She closed her eyes, released a breath, but was still frozen beneath me.
I’d been with virgins before. But—virgin or not—this was the first time that I’d cared so much about whether the girl enjoyed it. I made myself stop while still buried inside her and bit her neck. I tasted the skin beneath her jaw then dipped my tongue in her earlobe. I slid my hand from her leg, along her side, and pinched the puckered skin of her breast.
Please.
I needed her to relax. She moaned. I moved.
Please.
I needed her to enjoy this. Her breath hitched.
Please.
I needed her to let me touch her again when this was over.
Part 2: Meet thirty-two year-old Nico
When I walk on a stage or in front of a camera it’s easy to become The Face. People make it easy. They want arrogance and dirty jokes and I love acting conceited and telling dirty jokes.
Win-win.
In fact, when I fly first class, when I walk down the street, when I stop by a drug store to buy detergent and gum—it’s effortless. I am who people expect me to be. I know so many punch lines, I don’t even bother with the jokes anymore.
When I’m interviewed about the show—or, more recently, my movies—it’s usually by some spray tan female with fake tits. She always asks about objectification. It makes me laugh. Now there is a joke.
Some bimbo, three chromosomes away from a blowup doll, is asking me about objectifying women. Meanwhile she’s slipping me her number, her hand is rubbing do me circles on my thigh, and she’s shoving her silicon sweater puppets in my face.
Don’t misunderstand, I’m not complaining, not even a little. I love my job most of the time. I love what I do. Making people laugh gets me high every time. Every. Single. Time. My life is filled with moments of pure ecstasy; moments when I can get a crowd laughing so hard, every individual audience member has their eyes closed and they’re fighting to breathe.

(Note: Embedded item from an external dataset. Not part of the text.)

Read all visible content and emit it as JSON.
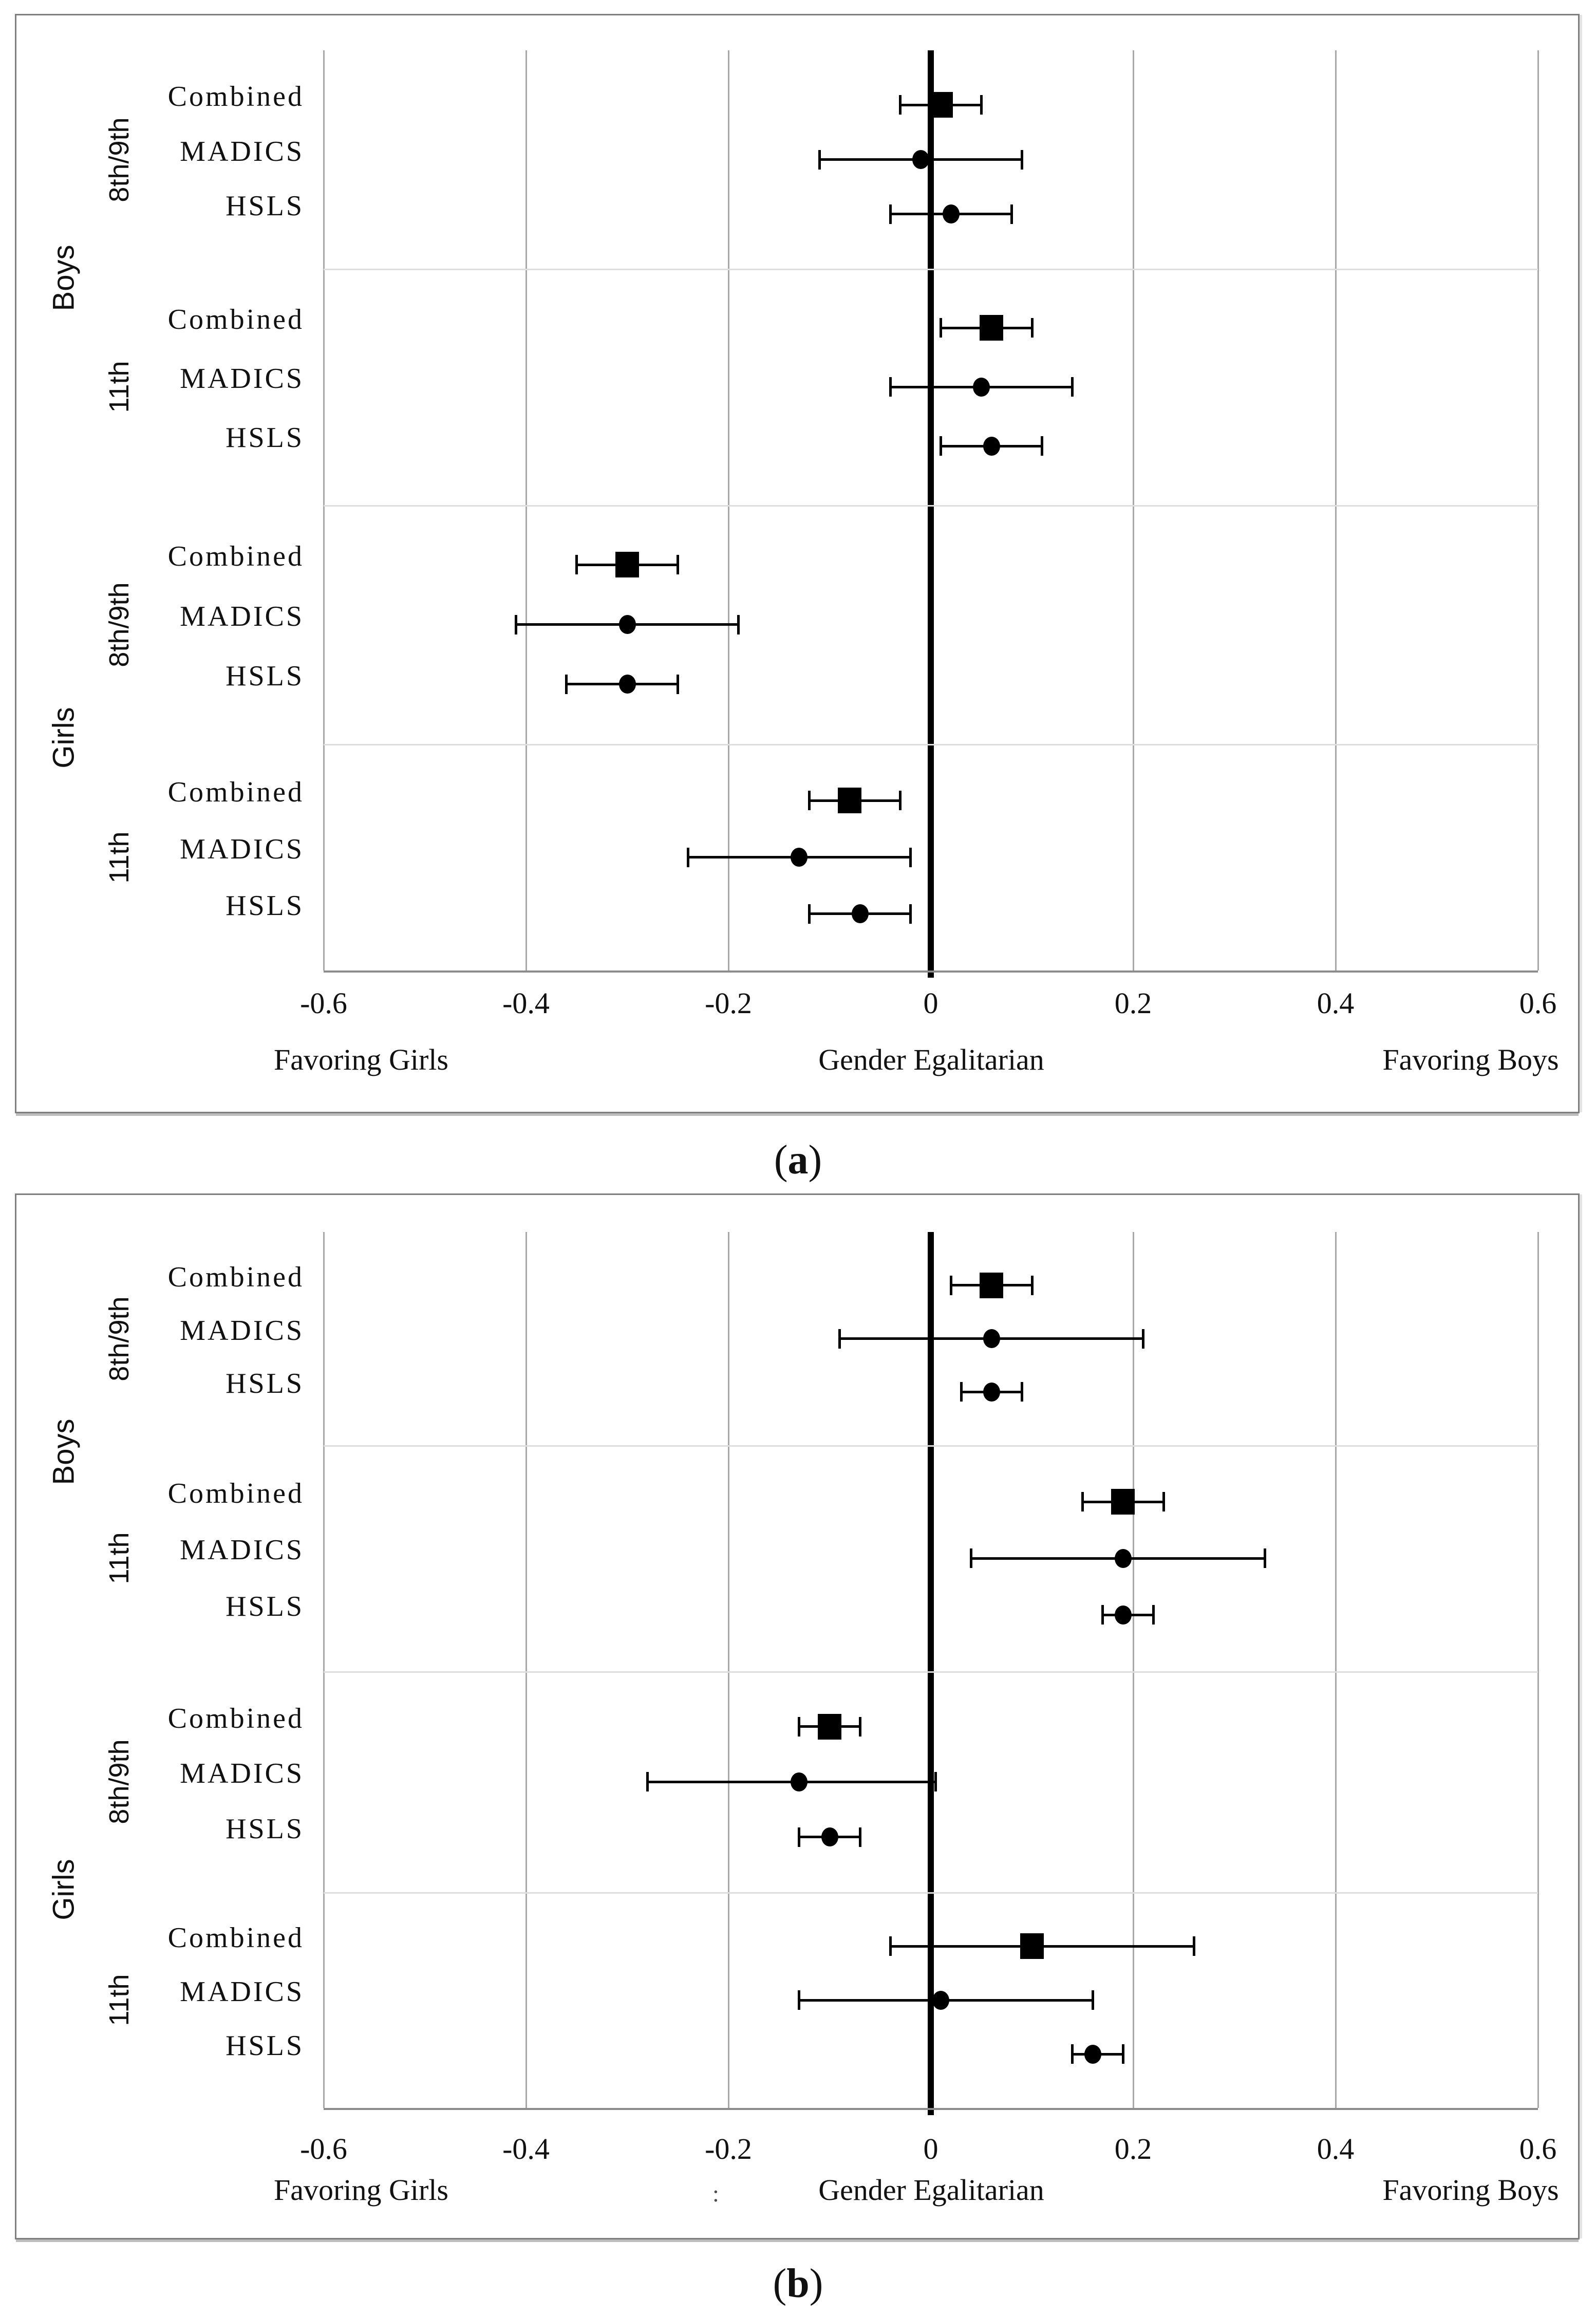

Nothing matters; everything that came before and all worries about the future cease to have relevance. They fade away.
A perfect moment. . . and then it’s over.
It’s a feeling almost impossible to duplicate or eclipse.
I’ve only felt something that surpassed it three times in my life. All three times were with the same girl and, during all three of those times, the moment crested over days and weeks, if not months. Obviously, I’m in love with her. But, she’s not just the girl I love. She’s the girl I’ve hungered for, the girl I’ve worshipped for the majority of my life.
This is the girl.
The first time was almost exactly sixteen years ago, after our best friend died. I climbed in her window, found her staring at the ceiling. She’d just showered and her hair was so wet it soaked through the feathers of her pillow.
She looked at me as I approached; I saw that she wasn’t crying, not anymore, but she had been crying recently. She was devastated, near despair; sorrow that’s impossible to escape. She was drowning in it.
And I remember thinking that she was beautiful. Even in her grief she was beyond lovely to me.
I didn’t pause to consider my actions; I just lay next to her, gathered her small body in my arms, and held her to my chest. That’s how I discovered her hair and pillow were wet.
I don’t know how long we lay like that, but it couldn’t have been more than an hour. I shifted because my arm was asleep and she reached out for me.
She grabbed my shirt in both of her fists, like a person does when they’re startled or afraid.
She said, “Stay with me.” When I didn’t immediately respond she added, “I need you to stay with me.”
It knocked the wind from my lungs. It was like I was flying and falling at the same time. I’m sure she had no idea. But, for me, it was a perfect moment. I felt ten feet tall.
For years afterward I would think about it and the days that followed; about how, during those weeks, she needed me. For a long time it was the best and the worst period of my life. I used it as fuel for my early standup routines and learned quickly that bitterness in comedy is rarely funny—and funny only if it’s also sincerely self-deprecating.
The second time occurred just before we got married. She surprised me while I was taping my show in front of a studio audience of hundreds in New York City. I was undressing—as I always do—at the end, preparing to Jell-O wrestle with two closet lesbians who got a huge kick out of elbowing me in the face and other essential body parts.
I heard her. Of course, at first, I thought it was feedback from my earpiece or my mind playing tricks on me. But it wasn’t. It was her.
I didn’t comprehend everything she said, but I did comprehend that she was in a black bra and underwear. Well, at least everything below my waist comprehended her lack of clothing because it immediately reacted to her, to her body. I loved her body. Thoughts of it kept me up at night; what I wanted to do to it, how I wanted to touch and taste it.